Cue the heavy drums and eerie science-fiction score. It looks like drones have already made their way to New York City skies, according to a CNN report.

The pilot of an Alitalia passenger jet heading in to John F. Kennedy Airport for landing yesterday afternoon reported sighting a small unmanned aircraft flying near JKF, according to the report.* The report indicates that the drone came within a few hundred feet of the jet, but luckily didn’t interfere with its landing.

It makes it a little less spooky that the aircraft wasn’t one of those large fixed-winged drones that the U.S. uses to execute bombing strikes in countries such as Afghanistan and Pakistan.

But it’s still pretty damn spooky that the specter of unmanned drones patrolling U.S. skies is no longer a feared possibility but an impending reality. As we’ve reported, the NYPD is now openly flirting with the idea of bringing unmanned aircraft surveillance to the city. Most importantly, President Barack Obama signed the Federal Aviation Authority Modernization and Reform Act of 2012 last month, which is a bill that outlines plans for 30,000 non-military drones to hit U.S skies by 2020.

The details surrounding yesterday’s alleged drone spotting are still murky. Other pilots coming in for landings were notified of the unmanned aircraft sighting, and it appears that two of them reported that they had not spotted it, CNN reports. The FAA and the FBI are investigating the incident.

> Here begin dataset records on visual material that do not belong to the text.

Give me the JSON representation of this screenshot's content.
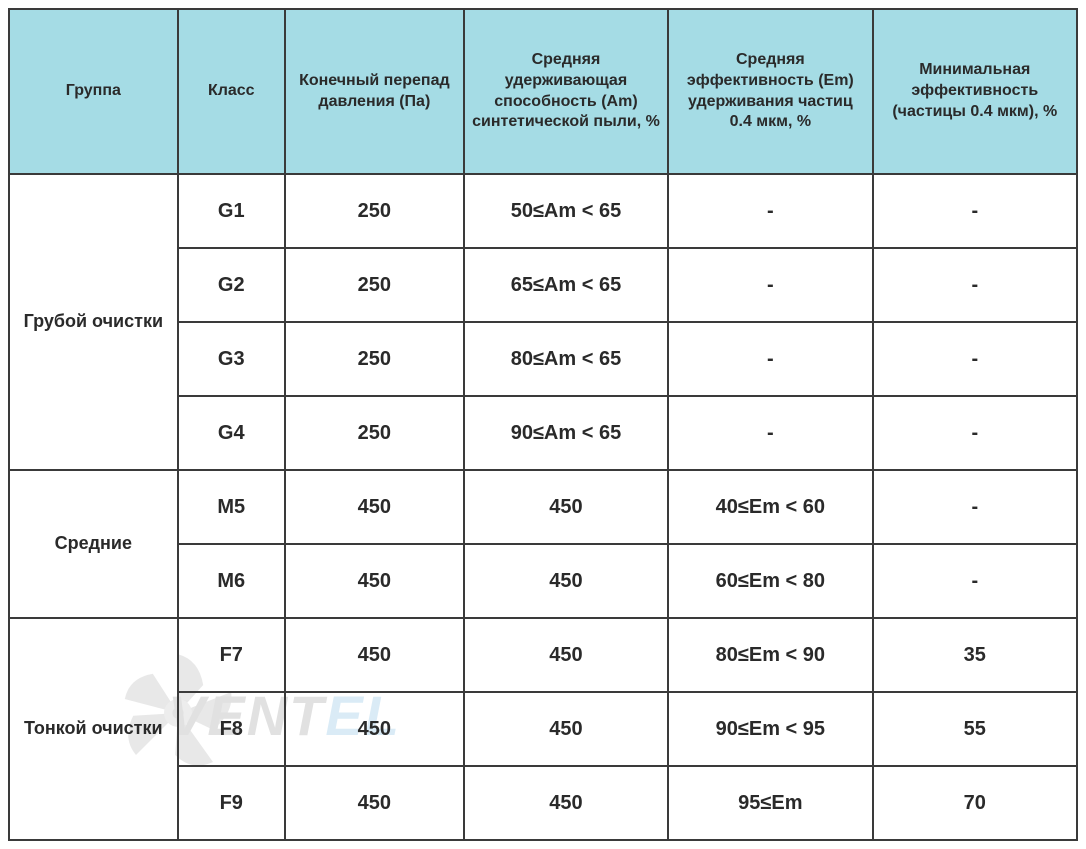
{
  "table": {
    "header_bg": "#a5dce5",
    "border_color": "#3a3a3a",
    "text_color": "#2a2a2a",
    "columns": [
      "Группа",
      "Класс",
      "Конечный перепад давления (Па)",
      "Средняя удерживающая способность (Am) синтетической пыли, %",
      "Средняя эффективность (Em) удерживания частиц 0.4 мкм, %",
      "Минимальная эффективность (частицы 0.4 мкм), %"
    ],
    "groups": [
      {
        "name": "Грубой очистки",
        "rowspan": 4,
        "rows": [
          {
            "class": "G1",
            "pressure": "250",
            "am": "50≤Am < 65",
            "em": "-",
            "min": "-"
          },
          {
            "class": "G2",
            "pressure": "250",
            "am": "65≤Am < 65",
            "em": "-",
            "min": "-"
          },
          {
            "class": "G3",
            "pressure": "250",
            "am": "80≤Am < 65",
            "em": "-",
            "min": "-"
          },
          {
            "class": "G4",
            "pressure": "250",
            "am": "90≤Am < 65",
            "em": "-",
            "min": "-"
          }
        ]
      },
      {
        "name": "Средние",
        "rowspan": 2,
        "rows": [
          {
            "class": "M5",
            "pressure": "450",
            "am": "450",
            "em": "40≤Em < 60",
            "min": "-"
          },
          {
            "class": "M6",
            "pressure": "450",
            "am": "450",
            "em": "60≤Em < 80",
            "min": "-"
          }
        ]
      },
      {
        "name": "Тонкой очистки",
        "rowspan": 3,
        "rows": [
          {
            "class": "F7",
            "pressure": "450",
            "am": "450",
            "em": "80≤Em < 90",
            "min": "35"
          },
          {
            "class": "F8",
            "pressure": "450",
            "am": "450",
            "em": "90≤Em < 95",
            "min": "55"
          },
          {
            "class": "F9",
            "pressure": "450",
            "am": "450",
            "em": "95≤Em",
            "min": "70"
          }
        ]
      }
    ]
  },
  "watermark": {
    "text_gray": "VENT",
    "text_blue": "EL",
    "fan_color": "#9a9a9a"
  }
}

Here are a few more details from the CNN report:

“The FAA is investigating a report … he saw a small, unmanned or remote-controlled aircraft while on final approach to Runway 31 Right,” according a statement sent to CNN by FAA spokeswoman Laura Brown. “The sighting was approximately four to five miles west of the airport at an altitude of approximately 1,500 feet,” she said…

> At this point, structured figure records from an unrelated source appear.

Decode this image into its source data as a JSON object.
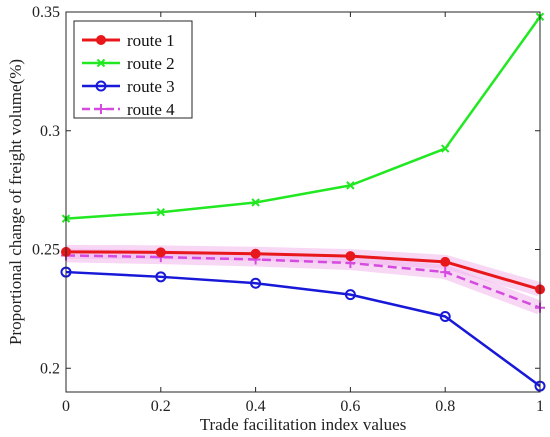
{
  "chart_data": {
    "type": "line",
    "title": "",
    "xlabel": "Trade facilitation index values",
    "ylabel": "Proportional change of freight volume(%)",
    "x": [
      0,
      0.2,
      0.4,
      0.6,
      0.8,
      1
    ],
    "xlim": [
      0,
      1
    ],
    "ylim": [
      0.19,
      0.35
    ],
    "xticks": [
      "0",
      "0.2",
      "0.4",
      "0.6",
      "0.8",
      "1"
    ],
    "yticks": [
      "0.2",
      "0.25",
      "0.3",
      "0.35"
    ],
    "grid": false,
    "legend_position": "top-left",
    "series": [
      {
        "name": "route 1",
        "values": [
          0.249,
          0.2488,
          0.2482,
          0.2472,
          0.2448,
          0.2332
        ],
        "color": "#e8171b",
        "marker": "dot",
        "dash": "solid"
      },
      {
        "name": "route 2",
        "values": [
          0.263,
          0.2657,
          0.2698,
          0.277,
          0.2925,
          0.348
        ],
        "color": "#22e822",
        "marker": "x",
        "dash": "solid"
      },
      {
        "name": "route 3",
        "values": [
          0.2405,
          0.2385,
          0.2358,
          0.231,
          0.2218,
          0.1925
        ],
        "color": "#1818d8",
        "marker": "circle",
        "dash": "solid"
      },
      {
        "name": "route 4",
        "values": [
          0.2475,
          0.2468,
          0.2458,
          0.2443,
          0.2405,
          0.2255
        ],
        "color": "#d54be0",
        "marker": "plus",
        "dash": "dashed"
      }
    ]
  }
}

The Alitalia aircraft did not have to take any evasive action and landed safely at JFK.
Air traffic controllers warned other planes approaching the runway of the drone report, but at least two other pilots radioed they did not see it.

A spokesman for the New York Police Department was not aware of the incident and the Port Authority of New York and New Jersey, which operates the airport, referred CNN to the FAA.

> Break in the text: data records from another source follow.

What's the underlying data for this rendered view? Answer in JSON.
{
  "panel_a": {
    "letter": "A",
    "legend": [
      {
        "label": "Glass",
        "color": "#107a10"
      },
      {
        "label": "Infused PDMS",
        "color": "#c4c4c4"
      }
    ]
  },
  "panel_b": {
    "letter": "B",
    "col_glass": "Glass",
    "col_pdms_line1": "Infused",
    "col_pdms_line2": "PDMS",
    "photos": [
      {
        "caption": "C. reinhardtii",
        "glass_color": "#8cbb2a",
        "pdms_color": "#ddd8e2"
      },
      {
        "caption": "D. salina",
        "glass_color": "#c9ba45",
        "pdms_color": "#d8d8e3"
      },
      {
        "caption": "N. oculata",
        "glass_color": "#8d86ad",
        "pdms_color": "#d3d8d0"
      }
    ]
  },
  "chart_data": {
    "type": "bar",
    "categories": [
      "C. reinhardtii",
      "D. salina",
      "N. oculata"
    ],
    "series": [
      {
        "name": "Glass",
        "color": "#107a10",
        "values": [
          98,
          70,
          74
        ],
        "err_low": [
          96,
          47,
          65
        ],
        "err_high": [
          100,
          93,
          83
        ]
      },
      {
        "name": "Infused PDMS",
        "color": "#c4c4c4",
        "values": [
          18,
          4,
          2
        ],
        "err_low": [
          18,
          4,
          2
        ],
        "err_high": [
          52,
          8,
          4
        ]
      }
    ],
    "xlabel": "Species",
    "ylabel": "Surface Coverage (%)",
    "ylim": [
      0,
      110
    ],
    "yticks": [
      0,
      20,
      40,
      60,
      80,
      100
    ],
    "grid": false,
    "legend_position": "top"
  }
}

Unmanned aerial systems, sometimes called drones, and other remote-controlled planes could pose a risk to larger passenger aircraft if they collided or were sucked into an engine.

For recreational hobbyists, flying remote-controlled planes is only allowed by the FAA up to 400 feet in the air, and within sight of the operator. If they are going to fly within three miles of an airport, they have to let air traffic controllers know.

Flying unmanned aerial vehicles is illegal for most business purposes; however, governments and public entities such as police departments can apply for permission to operate them …

*Update: Contrary to the original report it appears that the unmanned aircraft was spotted near JFK Airport, not over Brooklyn skies.